BY THE MICHIGAN DAILY
Published January 19, 2009
Each year, the lives of approximately 20 dogs end because of an Advanced Trauma Life Support course at the University. The class, which operates under the supervision of Dr. Richard Burney, a professor of surgery in the Medical School, allows medical students to practice surgery on live dogs. Because of recent allegations by the Physician’s Committee for Responsible Medicine that Burney withheld information from the University to get permission to use canine test subjects, though, this practice has come under fire. Though the situation is complex, if using live dogs for surgery practice is to be continued, the University has a responsibility to demonstrate that it is a superior teaching method with no adequate alternative. If it can’t do that, a more humane teaching method should be used.
The allegations about the University’s practice came last week by the PCRM in a complaint to the U.S. Department of Agriculture. Though the complaint recognizes that the University’s practice is technically legal, it claims that Burney failed to disclose in his request to the University’s Committee on Use and Care of Animals that other, superior testing methods exist for this surgical training.
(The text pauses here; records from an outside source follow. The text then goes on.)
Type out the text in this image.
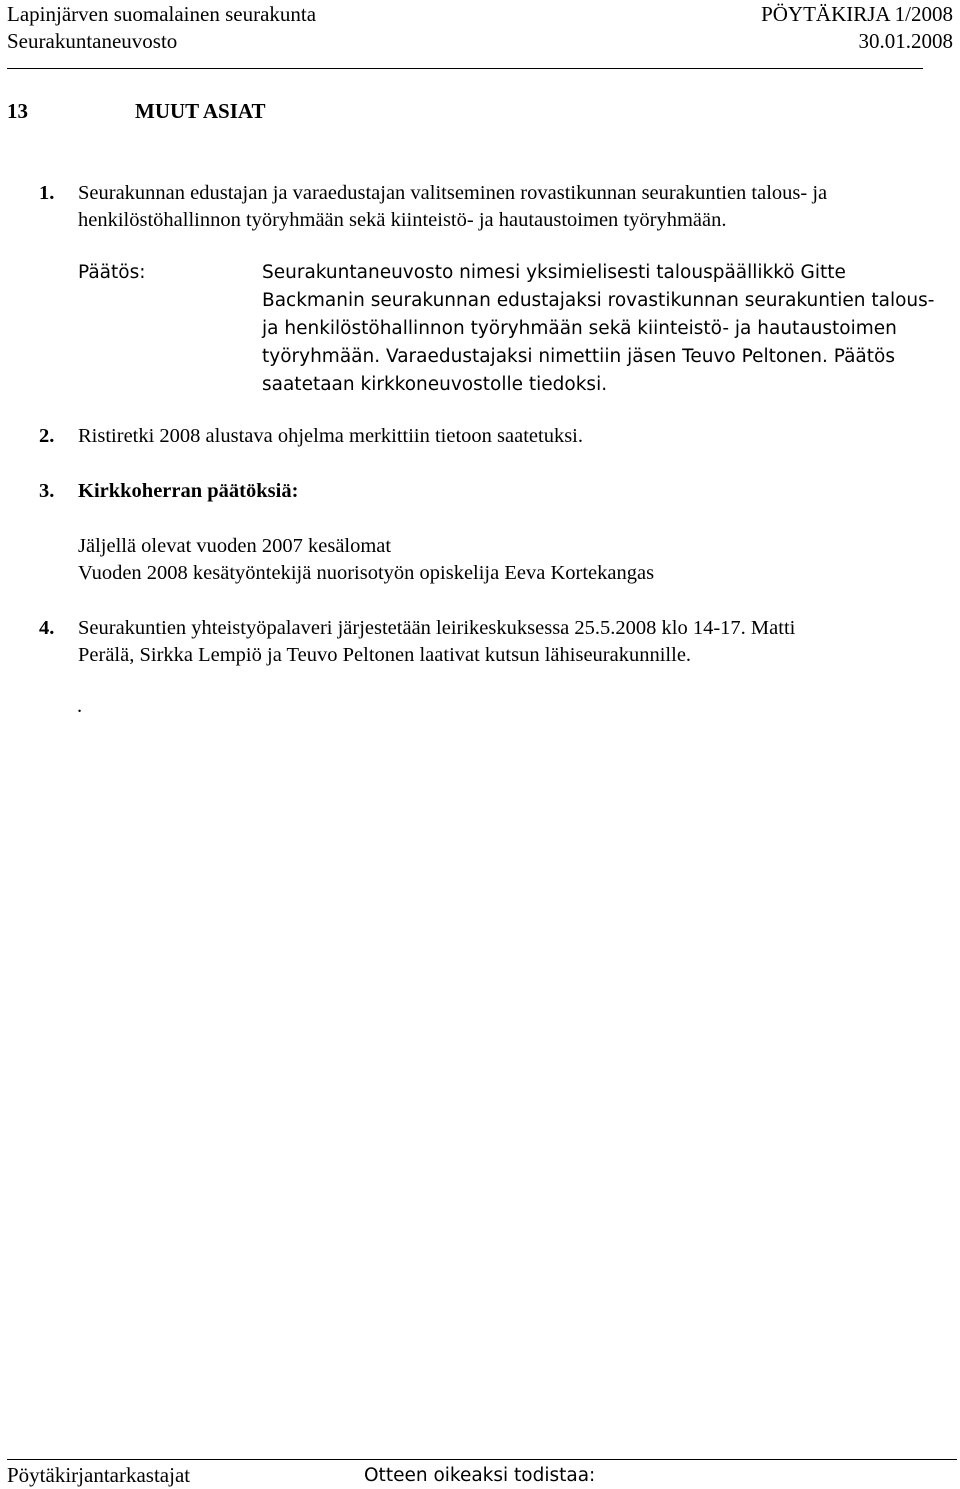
Lapinjärven suomalainen seurakunta	PÖYTÄKIRJA 1/2008
Seurakuntaneuvosto	30.01.2008
13	MUUT ASIAT
1. Seurakunnan edustajan ja varaedustajan valitseminen rovastikunnan seurakuntien talous- ja
henkilöstöhallinnon työryhmään sekä kiinteistö- ja hautaustoimen työryhmään.
Päätös:	Seurakuntaneuvosto nimesi yksimielisesti talouspäällikkö Gitte
Backmanin seurakunnan edustajaksi rovastikunnan seurakuntien talous-
ja henkilöstöhallinnon työryhmään sekä kiinteistö- ja hautaustoimen
työryhmään. Varaedustajaksi nimettiin jäsen Teuvo Peltonen. Päätös
saatetaan kirkkoneuvostolle tiedoksi.
2. Ristiretki 2008 alustava ohjelma merkittiin tietoon saatetuksi.
3. Kirkkoherran päätöksiä:
Jäljellä olevat vuoden 2007 kesälomat
Vuoden 2008 kesätyöntekijä nuorisotyön opiskelija Eeva Kortekangas
4. Seurakuntien yhteistyöpalaveri järjestetään leirikeskuksessa 25.5.2008 klo 14-17. Matti
Perälä, Sirkka Lempiö ja Teuvo Peltonen laativat kutsun lähiseurakunnille.
.
Pöytäkirjantarkastajat	Otteen oikeaksi todistaa:
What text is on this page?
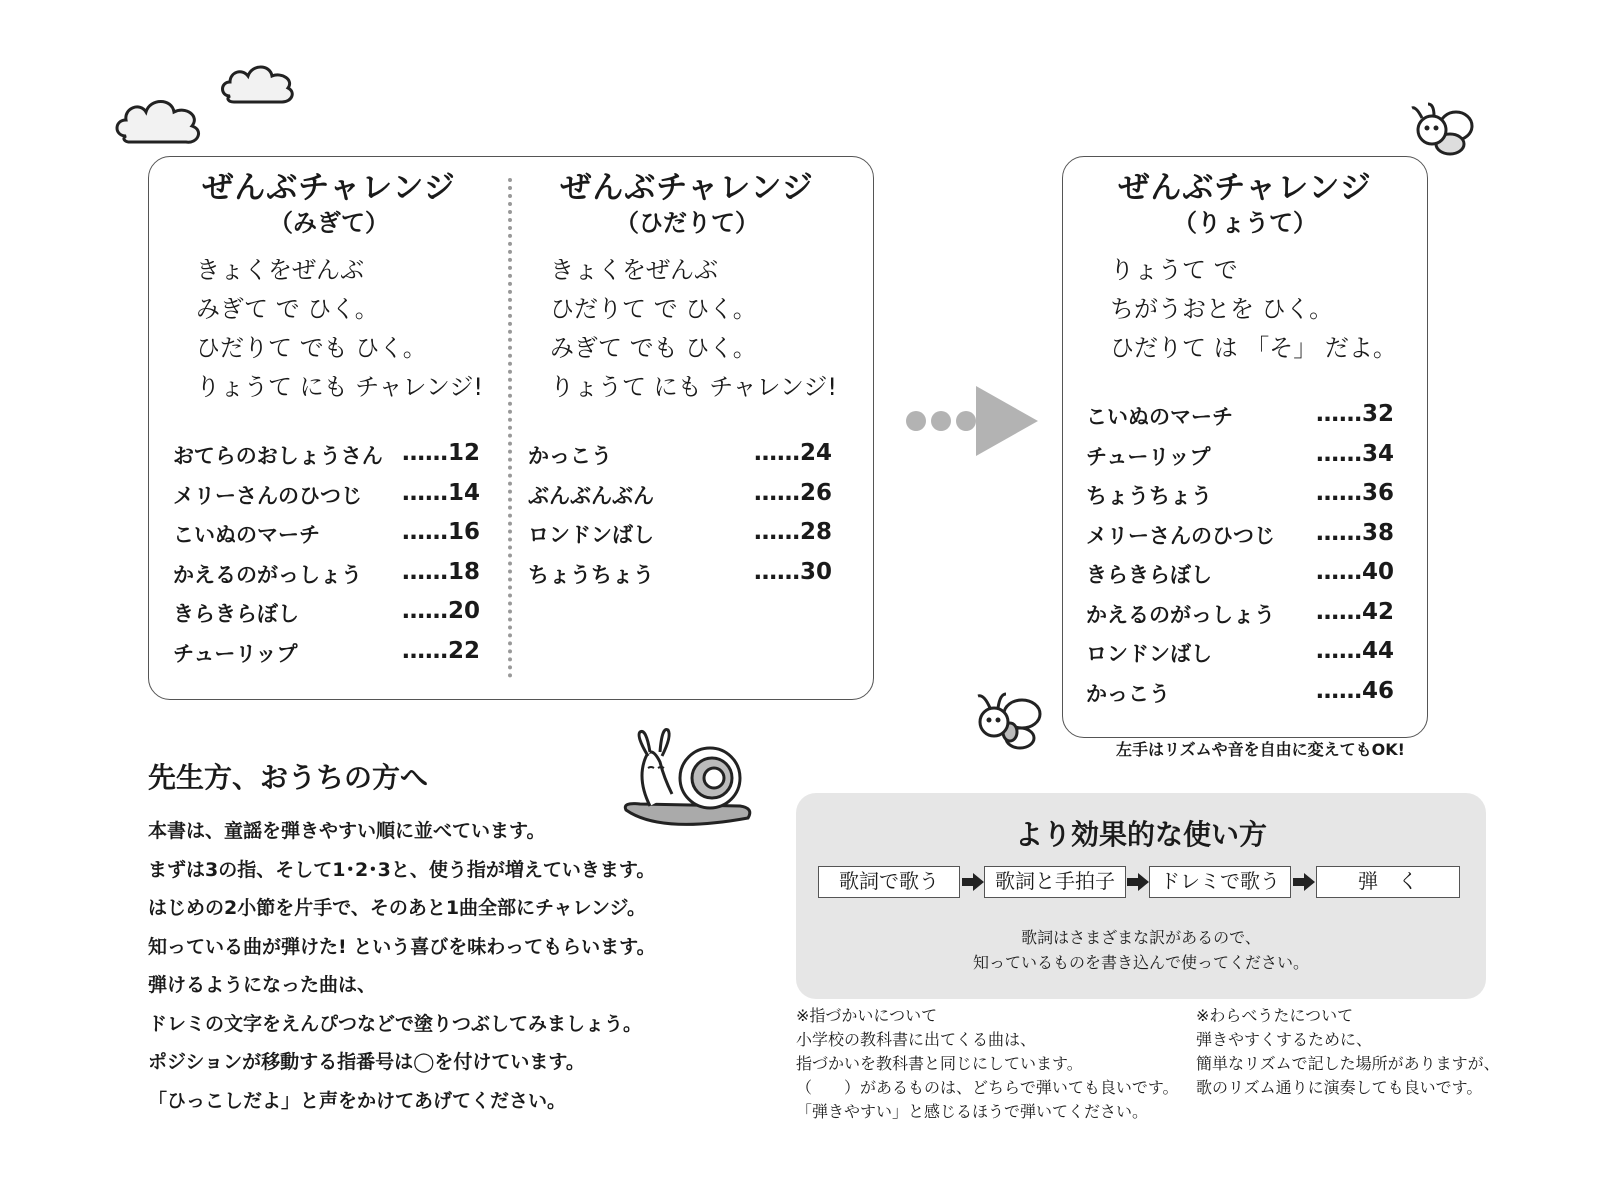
ぜんぶチャレンジ
（みぎて）
きょくをぜんぶ
みぎて で ひく。
ひだりて でも ひく。
りょうて にも チャレンジ!
おてらのおしょうさん ……12
メリーさんのひつじ ……14
こいぬのマーチ	……16
かえるのがっしょう ……18
きらきらぼし	……20
チューリップ	……22
ぜんぶチャレンジ
（ひだりて）
きょくをぜんぶ
ひだりて で ひく。
みぎて でも ひく。
りょうて にも チャレンジ!
かっこう	……24
ぶんぶんぶん	……26
ロンドンばし	……28
ちょうちょう	……30
ぜんぶチャレンジ
（りょうて）
りょうて で
ちがうおとを ひく。
ひだりて は 「そ」 だよ。
こいぬのマーチ	……32
チューリップ	……34
ちょうちょう	……36
メリーさんのひつじ ……38
きらきらぼし	……40
かえるのがっしょう ……42
ロンドンばし	……44
かっこう	……46
左手はリズムや音を自由に変えてもOK!
先生方、おうちの方へ
本書は、童謡を弾きやすい順に並べています。
まずは3の指、そして1･2･3と、使う指が増えていきます。
はじめの2小節を片手で、そのあと1曲全部にチャレンジ。
知っている曲が弾けた! という喜びを味わってもらいます。
弾けるようになった曲は、
ドレミの文字をえんぴつなどで塗りつぶしてみましょう。
ポジションが移動する指番号は◯を付けています。
「ひっこしだよ」と声をかけてあげてください。
より効果的な使い方
歌詞で歌う	歌詞と手拍子	ドレミで歌う	弾　く
歌詞はさまざまな訳があるので、
知っているものを書き込んで使ってください。
※指づかいについて
小学校の教科書に出てくる曲は、
指づかいを教科書と同じにしています。
（　　）があるものは、どちらで弾いても良いです。
「弾きやすい」と感じるほうで弾いてください。
※わらべうたについて
弾きやすくするために、
簡単なリズムで記した場所がありますが、
歌のリズム通りに演奏しても良いです。
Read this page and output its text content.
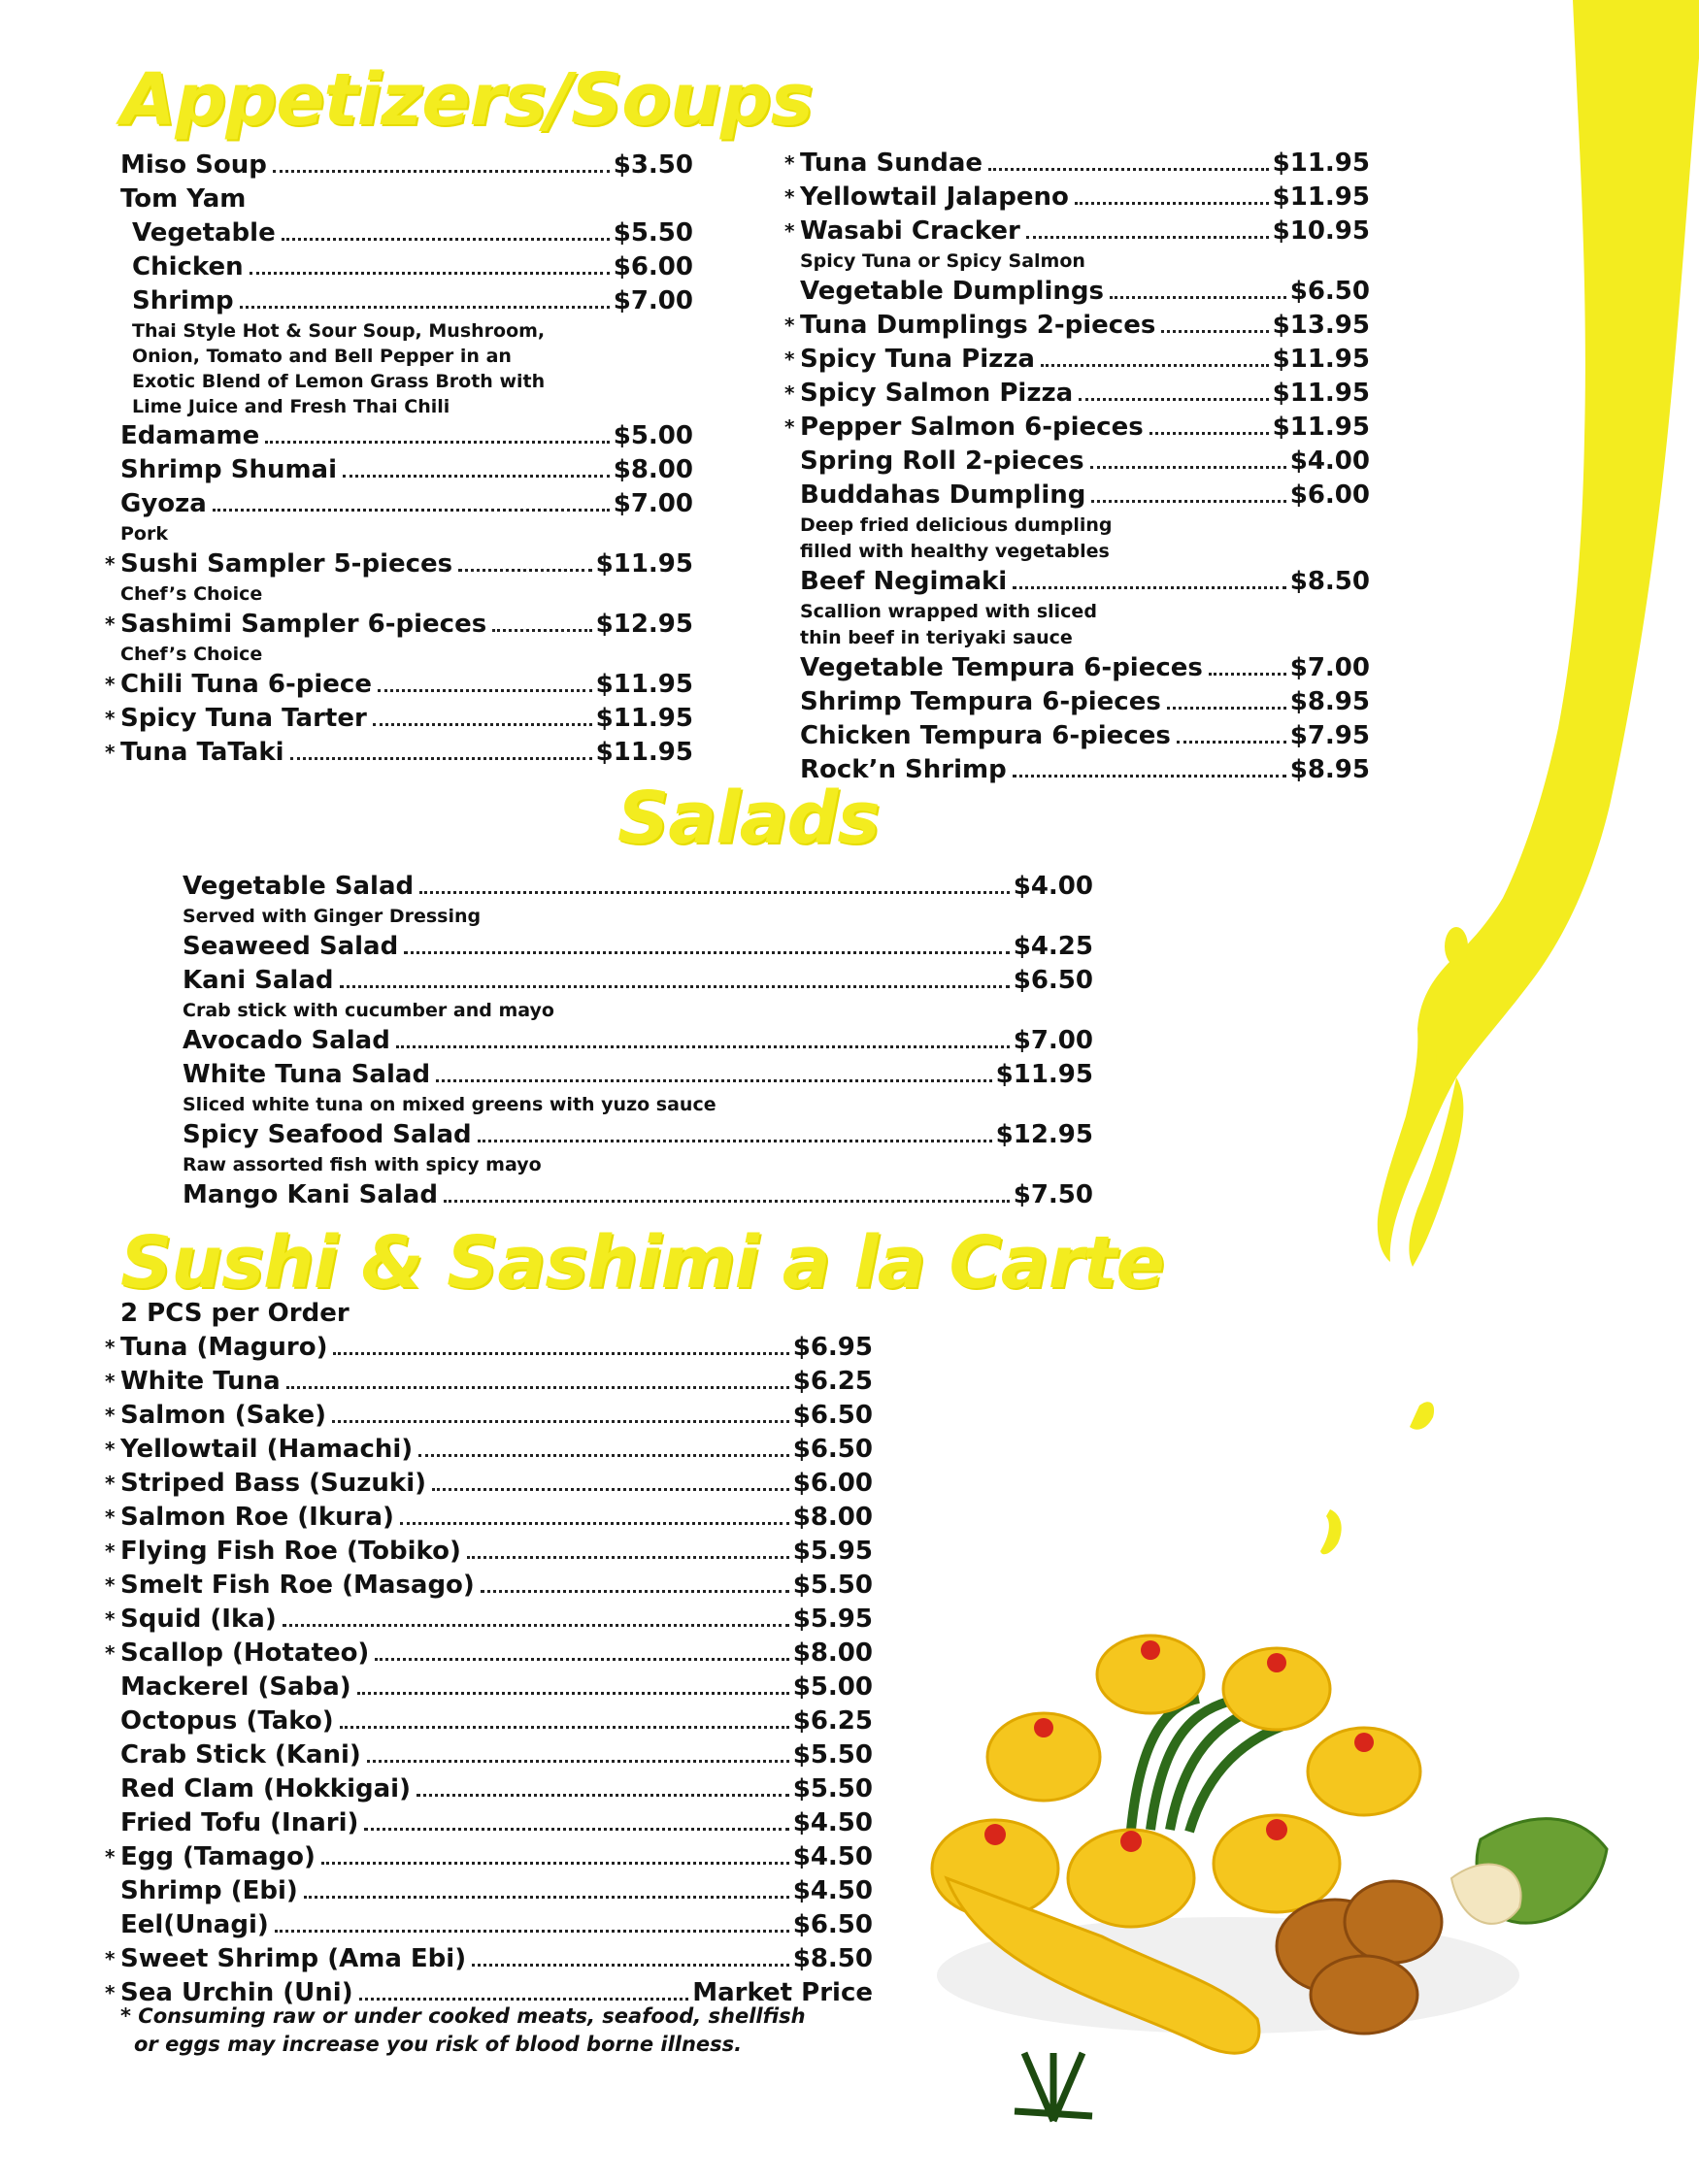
Appetizers/Soups
Miso Soup	$3.50
Tom Yam
Vegetable	$5.50
Chicken	$6.00
Shrimp	$7.00
Thai Style Hot & Sour Soup, Mushroom,
Onion, Tomato and Bell Pepper in an
Exotic Blend of Lemon Grass Broth with
Lime Juice and Fresh Thai Chili
Edamame	$5.00
Shrimp Shumai	$8.00
Gyoza	$7.00
Pork
* Sushi Sampler 5-pieces	$11.95
Chef’s Choice
* Sashimi Sampler 6-pieces	$12.95
Chef’s Choice
* Chili Tuna 6-piece	$11.95
* Spicy Tuna Tarter	$11.95
* Tuna TaTaki	$11.95
* Tuna Sundae	$11.95
* Yellowtail Jalapeno	$11.95
* Wasabi Cracker	$10.95
Spicy Tuna or Spicy Salmon
Vegetable Dumplings	$6.50
* Tuna Dumplings 2-pieces	$13.95
* Spicy Tuna Pizza	$11.95
* Spicy Salmon Pizza	$11.95
* Pepper Salmon 6-pieces	$11.95
Spring Roll 2-pieces	$4.00
Buddahas Dumpling	$6.00
Deep fried delicious dumpling
filled with healthy vegetables
Beef Negimaki	$8.50
Scallion wrapped with sliced
thin beef in teriyaki sauce
Vegetable Tempura 6-pieces	$7.00
Shrimp Tempura 6-pieces	$8.95
Chicken Tempura 6-pieces	$7.95
Rock’n Shrimp	$8.95
Salads
Vegetable Salad	$4.00
Served with Ginger Dressing
Seaweed Salad	$4.25
Kani Salad	$6.50
Crab stick with cucumber and mayo
Avocado Salad	$7.00
White Tuna Salad	$11.95
Sliced white tuna on mixed greens with yuzo sauce
Spicy Seafood Salad	$12.95
Raw assorted fish with spicy mayo
Mango Kani Salad	$7.50
Sushi & Sashimi a la Carte
2 PCS per Order
* Tuna (Maguro)	$6.95
* White Tuna	$6.25
* Salmon (Sake)	$6.50
* Yellowtail (Hamachi)	$6.50
* Striped Bass (Suzuki)	$6.00
* Salmon Roe (Ikura)	$8.00
* Flying Fish Roe (Tobiko)	$5.95
* Smelt Fish Roe (Masago)	$5.50
* Squid (Ika)	$5.95
* Scallop (Hotateo)	$8.00
Mackerel (Saba)	$5.00
Octopus (Tako)	$6.25
Crab Stick (Kani)	$5.50
Red Clam (Hokkigai)	$5.50
Fried Tofu (Inari)	$4.50
* Egg (Tamago)	$4.50
Shrimp (Ebi)	$4.50
Eel(Unagi)	$6.50
* Sweet Shrimp (Ama Ebi)	$8.50
* Sea Urchin (Uni)	Market Price
* Consuming raw or under cooked meats, seafood, shellfish
or eggs may increase you risk of blood borne illness.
The author of the complaint, Dr. John Pippin, a senior medical and research advisor to the PCRM, asserts that failing to mention the equally sufficient and more humane methods of surgical training could have been illegal.
Since the complaint was filed, the University has responded by questioning the credibility of the PCRM and standing behind the choice of its professor. In a statement, the University described the PCRM as an animal rights group receiving substantial funding from People for the Ethical Treatment of Animals. It also claimed that less than 10 percent of PCRM’s members are physicians. In the light of these criticisms, the University has said that it will leave the decision about whether to continue the practice up to Burney.
That response was insufficient. Though it may not be necessary to turn this situation into an ethical debate about whether it is right to euthanize dogs for the sake of medical training, the University must better justify why it allows this testing. As the PCRM pointed out, the Medical School has an anatomical human mannequin called TramaMan that is capable of simulating real surgery. The Medical School could also use the more traditional option of operating on human cadavers. If the University wishes to condone the ethically questionable use of live animals as training subjects, it should first certify that there are no better alternatives.
Certainly, there could be good reasons the University allows this type of animal testing to occur. For one, operating on live dogs might provide a very different psychological experience compared to operating on a mannequin. But the University hasn’t provided reasons like that. Instead, it has left this weighty decision to one professor and subtly dismissed the PCRM’s concerns as animal rights propaganda.
If the University truly believes that its current method is the only way to train these students, it must demonstrate this — rather than leaving it up to one teacher’s opinion. The University has a clear responsibility to ensure that its practices are both ethical and useful.